Roman, toplumsal cinsiyet rollerini bütün açıklığıyla ortaya koyarken, dönemin ekonomik kaosunu da gözler önüne serer. Çocuk işçiliği, istismar, düzensiz göç, kent yoksulluğu… Bunların hepsi kitabın büyülü diliyle anlatılsa da etkisi gerçek hayatta hissedilen acılardır.
Bu romanı bitirdiğimde, Latife Tekin’e hayran olmamak elde değildi.
Bunca incelikli, çok katmanlı ve bir o kadar da sessiz bir çığlıkla yazılmış bir metinle karşılaşmak beni derinden etkiledi. Büyülü gerçekçiliğin bir özelliği olan “yazarın yorum katmadan anlatması” burada da hissediliyor.

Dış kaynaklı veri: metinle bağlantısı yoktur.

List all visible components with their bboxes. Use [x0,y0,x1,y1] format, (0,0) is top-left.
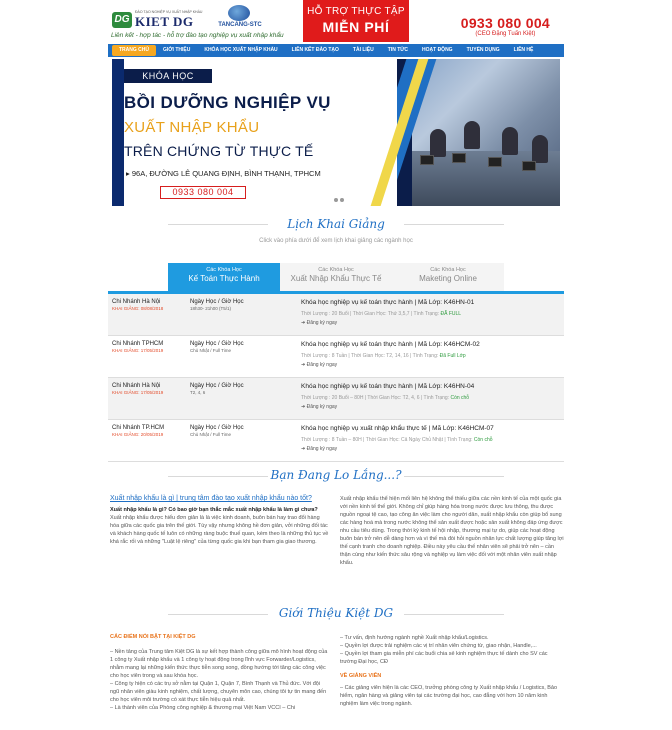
nav-item-about[interactable]: GIỚI THIỆU [163,47,191,53]
classroom-photo [412,59,560,206]
course-name: Khóa học nghiệp vụ kế toán thực hành | Mã Lớp: K46HN-04 [301,383,475,390]
logo[interactable] [108,10,208,30]
slider-dots [112,197,560,204]
intro-right-text: – Tư vấn, định hướng ngành nghề Xuất nhập khẩu/Logistics. – Quyền lợi được trải nghiệm các vị trí nhân viên chứng từ, giao nhận, Handle,... – Quyền lợi tham gia miễn phí các buổi chia sẻ kinh nghiệm thực tế dành cho SV các trường Đại học, CĐ [340,635,548,665]
promo-line-2: MIỄN PHÍ [322,19,390,35]
banner-address: ▸ 96A, ĐƯỜNG LÊ QUANG ĐỊNH, BÌNH THẠNH, TPHCM [126,169,321,178]
hero-banner[interactable] [112,59,560,206]
intro-title: Giới Thiệu Kiệt DG [278,606,394,620]
status-badge: Còn chỗ [473,437,493,443]
time-label: Ngày Học / Giờ Học [190,341,244,347]
course-tabs [168,263,504,291]
intro-right-column [340,634,564,708]
schedule-subtitle: Click vào phía dưới để xem lịch khai giảng các ngành học [259,238,413,244]
banner-phone: 0933 080 004 [160,186,246,199]
slider-dot[interactable] [340,198,344,202]
promo-box[interactable] [303,0,409,42]
course-meta: Thời Lượng : 20 Buổi | Thời Gian Học: Thứ 3,5,7 | Tình Trạng: ĐÃ FULL [301,311,462,317]
branch-name: Chi Nhánh Hà Nội [112,383,161,389]
partner-name: TANCANG-STC [218,22,262,28]
slider-dot[interactable] [328,198,332,202]
banner-line-2: XUẤT NHẬP KHẨU [124,119,260,136]
intro-left-column [110,634,330,712]
banner-label: KHÓA HỌC [124,69,212,83]
banner-line-1: BỒI DƯỠNG NGHIỆP VỤ [124,93,331,112]
nav-item-contact[interactable]: LIÊN HỆ [513,47,534,53]
nav-item-courses[interactable]: KHÓA HỌC XUẤT NHẬP KHẨU [204,47,278,53]
schedule-table [108,294,564,462]
banner-line-3: TRÊN CHỨNG TỪ THỰC TẾ [124,143,314,159]
table-row [108,378,564,420]
intro-left-text: – Nền tảng của Trung tâm Kiệt DG là sự kết hợp thành công giữa mô hình hoạt động của 1 công ty Xuất nhập khẩu và 1 công ty hoạt động trong lĩnh vực Forwarder/Logistics, nhằm mang lại những kiến thức thực tiễn song song, đồng hướng tới tăng các công việc cho học viên trong và sau khóa học. – Công ty hiện có các trụ sở nằm tại Quận 1, Quận 7, Bình Thạnh và Thủ đức. Với đội ngũ nhân viên giàu kinh nghiệm, chất lượng, chuyên môn cao, chúng tôi tự tin mang đến cho học viên môi trường có xát thực tiễn hiệu quả nhất. – Là thành viên của Phòng công nghiệp & thương mại Việt Nam VCCI – Chi [110,649,328,711]
table-row [108,294,564,336]
start-date: KHAI GIẢNG: 17/05/2019 [112,348,164,353]
course-meta: Thời Lượng : 20 Buổi – 80H | Thời Gian Học: T2, 4, 6 | Tình Trạng: Còn chỗ [301,395,470,401]
logo-mark-icon: DG [112,12,132,28]
worry-heading-link[interactable]: Xuất nhập khẩu là gì | trung tâm đào tạo xuất nhập khẩu nào tốt? [110,495,312,502]
time-label: Ngày Học / Giờ Học [190,425,244,431]
register-link[interactable]: ➜ Đăng ký ngay [301,446,338,452]
table-row [108,336,564,378]
intro-right-heading: VỀ GIẢNG VIÊN [340,673,382,679]
table-row [108,420,564,462]
schedule-title: Lịch Khai Giảng [287,217,385,231]
hotline-number: 0933 080 004 [460,15,550,31]
course-meta: Thời Lượng : 8 Tuần | Thời Gian Học: T2, 14, 16 | Tình Trạng: Đã Full Lớp [301,353,466,359]
partner-logo[interactable] [216,5,264,31]
nav-item-activities[interactable]: HOẠT ĐỘNG [422,47,453,53]
register-link[interactable]: ➜ Đăng ký ngay [301,362,338,368]
time-value: Chủ Nhật / Full Time [190,348,232,353]
hotline-name: (CEO Đặng Tuấn Kiệt) [475,31,536,37]
main-nav [108,44,564,57]
register-link[interactable]: ➜ Đăng ký ngay [301,404,338,410]
worry-right-text: Xuất nhập khẩu thể hiện mối liên hệ không thể thiếu giữa các nền kinh tế của một quốc gia với nền kinh tế thế giới. Không chỉ giúp hàng hóa trong nước được lưu thông, thu được nguồn ngoại tệ cao, tạo công ăn việc làm cho người dân, xuất nhập khẩu còn giúp bổ sung các hàng hoá mà trong nước không thể sản xuất được hoặc sản xuất không đáp ứng được nhu cầu tiêu dùng. Trong thời kỳ kinh tế hội nhập, thương mại tự do, giúp các hoạt động buôn bán trở nên dễ dàng hơn và vì thế mà đòi hỏi nguồn nhân lực chất lượng giúp tăng lợi thế cạnh tranh cho doanh nghiệp. Điều này yêu cầu thế nhân viên sẽ phải trở nên – cần thận cùng như kiến thức sâu rộng và nghiệp vụ làm việc đối với một nhân viên xuất nhập khẩu. [340,496,564,566]
intro-left-heading: CÁC ĐIỂM NỔI BẬT TẠI KIỆT DG [110,634,196,640]
status-badge: ĐÃ FULL [440,311,462,317]
branch-name: Chi Nhánh TP.HCM [112,425,165,431]
tab-accounting[interactable]: Các Khóa Học Kế Toán Thực Hành [168,263,280,291]
nav-item-news[interactable]: TIN TỨC [387,47,409,53]
hotline[interactable] [461,15,550,37]
worry-left-text: Xuất nhập khẩu là gì? Có bao giờ bạn thắc mắc xuất nhập khẩu là làm gì chưa? Xuất nhập khẩu được hiểu đơn giản là là việc kinh doanh, buôn bán hay trao đổi hàng hóa giữa các quốc gia trên thế giới. Tùy vậy nhưng không hề đơn giản, vởi những đối tác và khách hàng quốc tế luôn có những ràng buộc thuế quan, kèm theo là những thủ tục về khá rắc rối và những "Luật lệ riêng" của từng quốc gia khi bạn tham gia giao thương. [110,507,329,545]
nav-item-recruitment[interactable]: TUYỂN DỤNG [466,47,500,53]
status-badge: Còn chỗ [450,395,470,401]
course-meta: Thời Lượng : 8 Tuần – 80H | Thời Gian Học: Cả Ngày Chủ Nhật | Tình Trạng: Còn chỗ [301,437,493,443]
worry-title: Bạn Đang Lo Lắng...? [270,468,402,482]
time-value: Chủ Nhật / Full Time [190,432,232,437]
branch-name: Chi Nhánh TPHCM [112,341,164,347]
slider-dot[interactable] [334,198,338,202]
promo-line-1: HỖ TRỢ THỰC TẬP [307,6,405,17]
time-value: T2, 4, 6 [190,390,206,395]
register-link[interactable]: ➜ Đăng ký ngay [301,320,338,326]
nav-item-home[interactable]: TRANG CHỦ [112,45,156,56]
tagline: Liên kết - hợp tác - hỗ trợ đào tạo nghiệp vụ xuất nhập khẩu [111,32,284,39]
logo-subtitle: ĐÀO TẠO NGHIỆP VỤ XUẤT NHẬP KHẨU [135,10,203,14]
status-badge: Đã Full Lớp [439,353,466,359]
course-name: Khóa học nghiệp vụ kế toán thực hành | Mã Lớp: K46HCM-02 [301,341,480,348]
nav-item-partnership[interactable]: LIÊN KẾT ĐÀO TẠO [291,47,339,53]
start-date: KHAI GIẢNG: 08/08/2018 [112,306,164,311]
time-label: Ngày Học / Giờ Học [190,299,244,305]
tab-marketing[interactable]: Các Khóa Học Maketing Online [392,263,504,291]
time-label: Ngày Học / Giờ Học [190,383,244,389]
branch-name: Chi Nhánh Hà Nội [112,299,161,305]
globe-icon [228,5,250,21]
start-date: KHAI GIẢNG: 20/05/2019 [112,432,164,437]
site-header [108,0,564,44]
time-value: 18h30- 21h00 (T5/1) [190,306,232,311]
intro-right-text-2: – Các giảng viên hiện là các CEO, trưởng phòng công ty Xuất nhập khẩu / Logistics, Bảo hiểm, ngân hàng và giảng viên tại các trường đại học, cao đẳng với hơn 10 năm kinh nghiệm làm việc trong ngành. [340,685,558,707]
start-date: KHAI GIẢNG: 17/05/2019 [112,390,164,395]
logo-name: KIET DG [135,14,194,29]
nav-item-documents[interactable]: TÀI LIỆU [352,47,374,53]
worry-left-column [110,495,330,546]
course-name: Khóa học nghiệp vụ kế toán thực hành | Mã Lớp: K46HN-01 [301,299,475,306]
tab-import-export[interactable]: Các Khóa Học Xuất Nhập Khẩu Thực Tế [280,263,392,291]
course-name: Khóa học nghiệp vụ xuất nhập khẩu thực tế | Mã Lớp: K46HCM-07 [301,425,494,432]
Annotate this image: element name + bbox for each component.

Hatta diyaloglar bile paragrafların içine yedirildiği için, kitap zaman zaman okuması zor ama içine girdiğinizde sizi saran bir metne dönüşüyor.
Eğer bu yazıyı romanı okumadan önce okuyorsanız umarım okuma deneyiminizi zenginleştirir. Eğer zaten okuduysanız, birlikte biraz durup soluklanmış, yeniden hatırlamışızdır. Her iki hâliyle de paylaşmak benim için çok kıymetli. Eşlik ettiğiniz için teşekkürler.